The GOP's Obamacare repeal bill may be in murky waters, but the Minnesota Department of Human Services is clear about how much it thinks it will hurt disadvantaged people in the state seeking care.
As of Friday, it was unclear just what sort of bill would emerge the following week when lawmakers came back from their weekend break. Even the Washington Post was stumped.
"On Thursday, most GOP senators could not say what legislation they expected to vote on next week, and skeptics appeared no closer to backing the new plan," the Post said. "Conservatives such as Sen. Rand Paul (R-Ky.), who want to go further to pare back the ACA, and moderates such as Sens. Susan Collins (R-Maine) and Dean Heller (D-Nev.) who worry about leaving millions without health-care coverage, remained undecided."
Interviewed Monday, DHS Commissioner Emily Piper said both the House and Senate bills cap the Medicaid payments to the state, threatening access to health insurance for Minnesotans. Currently, Medicaid pays about 54 percent of nursing home costs in the state.
They also take away the federal share of payment in the state-level Medicaid program, MinnesotaCare, resulting in a $2 billion loss to the state during the first 18 months after the law would theoretically take effect, Piper said. By 2030, the losses will reach $31 billion. Meanwhile, demographic changes mean that by 2030, 1 in 5 Minnesotans will be over 65 years old.
"We're very concerned," Piper said. "We've expressed our concerns to members of our congressional delegation, members of the state legislature, to county boards all across the state, because we think it's important... ."
Cutting off MinnesotaCare access to people impacts the working poor, she said-those who make 138-200 percent of the federal poverty level.

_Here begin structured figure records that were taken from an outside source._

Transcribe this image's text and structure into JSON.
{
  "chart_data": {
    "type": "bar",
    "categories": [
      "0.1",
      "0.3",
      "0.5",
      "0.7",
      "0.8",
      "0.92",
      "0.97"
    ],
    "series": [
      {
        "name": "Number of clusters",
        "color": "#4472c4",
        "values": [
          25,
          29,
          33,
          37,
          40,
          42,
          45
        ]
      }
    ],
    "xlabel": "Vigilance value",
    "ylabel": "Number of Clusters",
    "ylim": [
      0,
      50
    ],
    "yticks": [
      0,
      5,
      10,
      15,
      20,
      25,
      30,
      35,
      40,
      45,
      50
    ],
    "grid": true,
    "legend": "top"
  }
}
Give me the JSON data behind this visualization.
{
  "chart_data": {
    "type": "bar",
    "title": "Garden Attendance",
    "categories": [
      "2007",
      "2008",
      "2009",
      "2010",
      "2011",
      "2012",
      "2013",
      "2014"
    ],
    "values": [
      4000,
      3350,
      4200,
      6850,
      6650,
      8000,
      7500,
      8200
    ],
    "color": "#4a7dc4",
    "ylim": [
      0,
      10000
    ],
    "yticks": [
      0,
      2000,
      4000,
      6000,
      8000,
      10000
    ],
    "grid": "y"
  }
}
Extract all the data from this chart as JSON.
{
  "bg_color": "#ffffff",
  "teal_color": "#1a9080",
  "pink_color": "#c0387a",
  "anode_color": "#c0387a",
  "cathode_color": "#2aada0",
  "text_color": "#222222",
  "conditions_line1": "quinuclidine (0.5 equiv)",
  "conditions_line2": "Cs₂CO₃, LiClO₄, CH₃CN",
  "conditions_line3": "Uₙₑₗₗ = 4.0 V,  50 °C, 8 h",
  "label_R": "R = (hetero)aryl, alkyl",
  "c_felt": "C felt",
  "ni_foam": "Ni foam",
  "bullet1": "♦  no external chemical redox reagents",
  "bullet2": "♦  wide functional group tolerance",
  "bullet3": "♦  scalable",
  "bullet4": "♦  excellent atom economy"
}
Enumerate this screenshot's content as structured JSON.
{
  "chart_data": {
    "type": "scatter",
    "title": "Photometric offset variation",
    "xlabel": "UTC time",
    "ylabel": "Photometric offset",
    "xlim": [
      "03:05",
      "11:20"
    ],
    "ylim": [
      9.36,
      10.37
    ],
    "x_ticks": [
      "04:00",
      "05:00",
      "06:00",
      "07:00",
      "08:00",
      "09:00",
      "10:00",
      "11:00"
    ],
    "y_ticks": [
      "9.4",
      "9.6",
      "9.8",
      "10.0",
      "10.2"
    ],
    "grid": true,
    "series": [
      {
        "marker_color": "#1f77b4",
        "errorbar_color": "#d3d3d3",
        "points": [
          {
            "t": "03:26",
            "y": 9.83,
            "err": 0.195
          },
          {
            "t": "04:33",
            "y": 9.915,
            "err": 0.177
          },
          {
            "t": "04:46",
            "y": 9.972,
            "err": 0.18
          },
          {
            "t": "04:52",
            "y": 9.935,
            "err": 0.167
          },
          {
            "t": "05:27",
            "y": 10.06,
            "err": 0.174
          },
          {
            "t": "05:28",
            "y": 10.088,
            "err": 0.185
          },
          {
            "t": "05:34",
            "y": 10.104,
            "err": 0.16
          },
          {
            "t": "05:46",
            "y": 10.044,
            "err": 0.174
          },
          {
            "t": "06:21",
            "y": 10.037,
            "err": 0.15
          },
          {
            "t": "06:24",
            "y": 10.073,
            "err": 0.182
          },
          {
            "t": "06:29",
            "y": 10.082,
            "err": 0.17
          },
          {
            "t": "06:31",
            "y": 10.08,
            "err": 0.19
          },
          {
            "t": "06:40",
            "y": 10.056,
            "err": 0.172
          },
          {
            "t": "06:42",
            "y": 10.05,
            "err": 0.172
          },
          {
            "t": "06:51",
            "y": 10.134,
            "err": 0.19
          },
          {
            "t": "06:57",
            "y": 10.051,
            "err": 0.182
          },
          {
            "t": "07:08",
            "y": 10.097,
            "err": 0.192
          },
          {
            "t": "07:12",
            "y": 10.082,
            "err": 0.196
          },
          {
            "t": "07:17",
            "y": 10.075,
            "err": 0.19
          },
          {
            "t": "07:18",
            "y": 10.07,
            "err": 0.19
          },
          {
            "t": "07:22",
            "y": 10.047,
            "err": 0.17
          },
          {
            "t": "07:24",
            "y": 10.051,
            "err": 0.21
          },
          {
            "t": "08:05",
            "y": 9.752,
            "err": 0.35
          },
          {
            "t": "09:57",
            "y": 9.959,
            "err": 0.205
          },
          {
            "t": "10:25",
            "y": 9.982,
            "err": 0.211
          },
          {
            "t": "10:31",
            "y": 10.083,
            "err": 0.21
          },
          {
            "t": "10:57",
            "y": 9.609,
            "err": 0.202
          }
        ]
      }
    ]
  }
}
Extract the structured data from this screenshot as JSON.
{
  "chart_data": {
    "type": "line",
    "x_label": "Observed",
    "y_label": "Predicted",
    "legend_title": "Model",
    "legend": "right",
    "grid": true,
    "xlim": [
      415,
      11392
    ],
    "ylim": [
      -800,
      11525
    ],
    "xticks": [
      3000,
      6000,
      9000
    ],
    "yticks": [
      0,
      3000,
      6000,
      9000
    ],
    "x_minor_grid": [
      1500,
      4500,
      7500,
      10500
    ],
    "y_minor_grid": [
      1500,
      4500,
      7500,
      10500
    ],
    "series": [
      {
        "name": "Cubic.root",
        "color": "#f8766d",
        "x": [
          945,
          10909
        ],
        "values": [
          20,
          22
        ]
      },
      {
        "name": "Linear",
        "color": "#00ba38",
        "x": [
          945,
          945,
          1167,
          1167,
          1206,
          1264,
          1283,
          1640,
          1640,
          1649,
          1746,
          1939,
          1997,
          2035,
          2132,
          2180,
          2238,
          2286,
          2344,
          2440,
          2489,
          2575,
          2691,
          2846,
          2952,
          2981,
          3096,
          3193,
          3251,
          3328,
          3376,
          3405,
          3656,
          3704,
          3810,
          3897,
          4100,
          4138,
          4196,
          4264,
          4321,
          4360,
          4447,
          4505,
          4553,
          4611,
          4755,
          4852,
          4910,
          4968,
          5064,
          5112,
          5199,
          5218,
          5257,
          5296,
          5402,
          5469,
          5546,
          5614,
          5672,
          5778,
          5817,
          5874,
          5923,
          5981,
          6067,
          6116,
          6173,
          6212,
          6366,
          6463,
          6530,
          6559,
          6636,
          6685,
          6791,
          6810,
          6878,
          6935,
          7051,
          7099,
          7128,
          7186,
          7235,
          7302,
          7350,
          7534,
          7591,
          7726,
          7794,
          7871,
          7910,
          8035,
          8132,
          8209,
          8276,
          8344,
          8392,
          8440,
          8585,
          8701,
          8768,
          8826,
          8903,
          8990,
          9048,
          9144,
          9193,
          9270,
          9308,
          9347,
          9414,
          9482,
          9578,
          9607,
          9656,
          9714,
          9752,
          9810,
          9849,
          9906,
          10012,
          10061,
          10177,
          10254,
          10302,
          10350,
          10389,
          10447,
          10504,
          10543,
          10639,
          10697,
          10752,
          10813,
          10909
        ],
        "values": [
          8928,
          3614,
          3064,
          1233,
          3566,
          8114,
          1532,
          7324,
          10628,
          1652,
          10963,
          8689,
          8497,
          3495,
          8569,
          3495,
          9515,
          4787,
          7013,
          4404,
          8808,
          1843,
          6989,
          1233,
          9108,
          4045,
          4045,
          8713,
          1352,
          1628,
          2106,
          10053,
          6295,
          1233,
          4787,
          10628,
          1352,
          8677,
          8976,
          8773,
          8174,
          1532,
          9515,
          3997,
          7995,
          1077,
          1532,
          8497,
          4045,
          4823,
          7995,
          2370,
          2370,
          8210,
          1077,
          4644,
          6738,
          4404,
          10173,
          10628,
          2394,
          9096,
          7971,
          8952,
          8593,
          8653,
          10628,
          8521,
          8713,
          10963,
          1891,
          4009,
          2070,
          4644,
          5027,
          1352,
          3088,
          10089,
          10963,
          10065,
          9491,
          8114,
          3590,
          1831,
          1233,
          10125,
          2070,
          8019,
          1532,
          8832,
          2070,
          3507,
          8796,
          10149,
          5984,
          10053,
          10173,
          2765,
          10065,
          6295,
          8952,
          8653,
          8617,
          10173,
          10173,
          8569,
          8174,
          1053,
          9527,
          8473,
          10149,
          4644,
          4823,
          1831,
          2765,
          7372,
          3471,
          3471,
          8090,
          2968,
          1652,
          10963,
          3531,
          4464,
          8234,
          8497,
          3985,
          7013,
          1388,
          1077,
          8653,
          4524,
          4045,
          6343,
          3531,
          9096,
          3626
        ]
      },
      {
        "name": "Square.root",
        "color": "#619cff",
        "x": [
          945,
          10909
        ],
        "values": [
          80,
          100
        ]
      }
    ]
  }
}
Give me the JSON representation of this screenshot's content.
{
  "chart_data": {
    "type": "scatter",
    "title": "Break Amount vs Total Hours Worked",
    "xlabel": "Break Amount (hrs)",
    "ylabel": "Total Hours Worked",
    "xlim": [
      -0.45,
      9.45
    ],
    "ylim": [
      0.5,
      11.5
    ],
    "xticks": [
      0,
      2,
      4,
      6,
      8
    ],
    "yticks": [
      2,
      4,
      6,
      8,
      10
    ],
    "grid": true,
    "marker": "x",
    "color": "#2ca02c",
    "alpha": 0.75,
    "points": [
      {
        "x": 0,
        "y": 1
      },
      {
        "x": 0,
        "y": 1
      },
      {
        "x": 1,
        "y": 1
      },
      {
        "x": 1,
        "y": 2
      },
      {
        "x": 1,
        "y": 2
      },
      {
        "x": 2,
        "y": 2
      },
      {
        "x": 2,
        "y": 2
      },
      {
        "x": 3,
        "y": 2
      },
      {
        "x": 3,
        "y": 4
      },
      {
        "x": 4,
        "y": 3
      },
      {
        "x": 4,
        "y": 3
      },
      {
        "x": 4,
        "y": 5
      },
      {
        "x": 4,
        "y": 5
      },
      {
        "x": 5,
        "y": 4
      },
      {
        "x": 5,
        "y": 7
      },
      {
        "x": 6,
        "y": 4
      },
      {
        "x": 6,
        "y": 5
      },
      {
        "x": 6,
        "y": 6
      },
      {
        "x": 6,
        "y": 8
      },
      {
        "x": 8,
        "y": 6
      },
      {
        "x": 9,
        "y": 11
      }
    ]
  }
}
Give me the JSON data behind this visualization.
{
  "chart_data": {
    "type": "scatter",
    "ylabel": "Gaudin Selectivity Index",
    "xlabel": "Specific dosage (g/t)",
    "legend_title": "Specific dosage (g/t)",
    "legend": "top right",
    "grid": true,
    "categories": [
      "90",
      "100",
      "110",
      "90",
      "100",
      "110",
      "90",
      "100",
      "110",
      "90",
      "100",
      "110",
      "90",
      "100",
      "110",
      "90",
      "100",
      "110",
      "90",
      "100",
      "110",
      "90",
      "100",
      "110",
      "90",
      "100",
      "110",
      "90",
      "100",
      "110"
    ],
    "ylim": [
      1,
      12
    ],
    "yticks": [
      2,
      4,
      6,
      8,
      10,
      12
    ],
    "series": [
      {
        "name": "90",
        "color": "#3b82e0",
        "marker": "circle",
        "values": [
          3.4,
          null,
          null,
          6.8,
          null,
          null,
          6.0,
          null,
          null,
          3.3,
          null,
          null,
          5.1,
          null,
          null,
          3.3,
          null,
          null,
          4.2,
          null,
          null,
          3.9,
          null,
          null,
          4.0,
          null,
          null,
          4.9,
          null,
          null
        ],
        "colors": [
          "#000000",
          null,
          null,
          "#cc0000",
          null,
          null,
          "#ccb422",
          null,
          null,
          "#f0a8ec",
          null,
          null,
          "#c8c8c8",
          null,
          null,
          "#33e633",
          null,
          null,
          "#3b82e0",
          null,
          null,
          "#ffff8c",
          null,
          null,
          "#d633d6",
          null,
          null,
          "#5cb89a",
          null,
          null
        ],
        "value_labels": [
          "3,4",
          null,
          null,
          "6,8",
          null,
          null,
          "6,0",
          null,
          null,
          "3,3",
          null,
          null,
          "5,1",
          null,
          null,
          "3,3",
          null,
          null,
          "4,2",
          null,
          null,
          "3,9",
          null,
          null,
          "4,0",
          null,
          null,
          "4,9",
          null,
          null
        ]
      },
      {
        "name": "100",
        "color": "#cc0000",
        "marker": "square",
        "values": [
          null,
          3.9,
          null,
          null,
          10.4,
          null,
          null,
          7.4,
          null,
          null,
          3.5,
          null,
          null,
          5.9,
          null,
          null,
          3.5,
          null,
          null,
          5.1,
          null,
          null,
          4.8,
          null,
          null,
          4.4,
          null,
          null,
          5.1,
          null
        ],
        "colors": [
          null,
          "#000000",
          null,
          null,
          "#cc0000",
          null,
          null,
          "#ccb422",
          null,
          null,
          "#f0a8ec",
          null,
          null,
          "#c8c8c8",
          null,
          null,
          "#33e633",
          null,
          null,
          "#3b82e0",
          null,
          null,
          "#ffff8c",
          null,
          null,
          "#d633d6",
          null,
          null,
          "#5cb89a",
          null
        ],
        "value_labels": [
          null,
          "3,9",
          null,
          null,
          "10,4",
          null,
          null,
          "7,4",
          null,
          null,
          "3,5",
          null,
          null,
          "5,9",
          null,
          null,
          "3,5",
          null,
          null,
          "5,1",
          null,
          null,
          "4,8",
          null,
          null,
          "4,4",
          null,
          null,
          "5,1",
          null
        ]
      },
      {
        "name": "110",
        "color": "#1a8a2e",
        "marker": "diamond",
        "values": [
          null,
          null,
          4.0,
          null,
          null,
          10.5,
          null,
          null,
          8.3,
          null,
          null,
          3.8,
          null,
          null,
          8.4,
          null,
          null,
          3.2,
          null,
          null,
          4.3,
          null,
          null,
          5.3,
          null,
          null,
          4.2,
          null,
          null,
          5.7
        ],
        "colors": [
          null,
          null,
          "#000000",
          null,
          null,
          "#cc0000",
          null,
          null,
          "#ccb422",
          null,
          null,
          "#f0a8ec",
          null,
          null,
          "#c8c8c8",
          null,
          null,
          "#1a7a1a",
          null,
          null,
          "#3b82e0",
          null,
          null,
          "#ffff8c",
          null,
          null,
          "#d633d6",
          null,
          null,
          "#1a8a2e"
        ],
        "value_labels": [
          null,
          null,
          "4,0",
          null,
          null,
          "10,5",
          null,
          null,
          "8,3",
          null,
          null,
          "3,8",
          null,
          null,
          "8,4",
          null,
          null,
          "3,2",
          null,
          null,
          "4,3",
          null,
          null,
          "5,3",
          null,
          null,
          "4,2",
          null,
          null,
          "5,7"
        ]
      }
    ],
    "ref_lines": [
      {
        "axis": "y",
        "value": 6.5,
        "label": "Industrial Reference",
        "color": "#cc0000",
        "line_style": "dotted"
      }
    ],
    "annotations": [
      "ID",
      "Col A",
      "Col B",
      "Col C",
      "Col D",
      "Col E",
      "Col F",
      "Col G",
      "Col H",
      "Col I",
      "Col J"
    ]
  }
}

MinnesotaCare disproportionately helps people in greater Minnesota, Piper said. From the 85,000 people that get insurance through MinnesotaCare, 11,000 of them live in the 8th Congressional District-Brainerd's congressional district. More than 15,000 Crow Wing County residents either use Medicaid or MinnesotaCare.
Minnesota is one of 11 states that organizes its human services programs by having counties administer the programs, while the state government supervises them. However, even with this less state-intensive approach, cuts to the DHS budget mean direct impacts to Brainerd employees.
DHS maintains a MinnesotaCare call center in Brainerd that staffs 122 people, a roster which increases to roughly 200 during the busy season. In addition, there are 185 DHS workers in Brainerd dispersed among various DHS facilities with the bulk of them at the central office.
"The Brainerd area workforce of DHS will be directly and hard-hit by any defunding of MinnesotaCare federally," Piper said.
Asked how many DHS jobs might be cut if the bill passed, Piper said there was no estimate yet.
The GOP health care reform plan would completely cut the federal share of the MinnesotaCare program, which this year was about 88 percent of the entire program funding, Piper said.
"The stakes are very, very high," she said.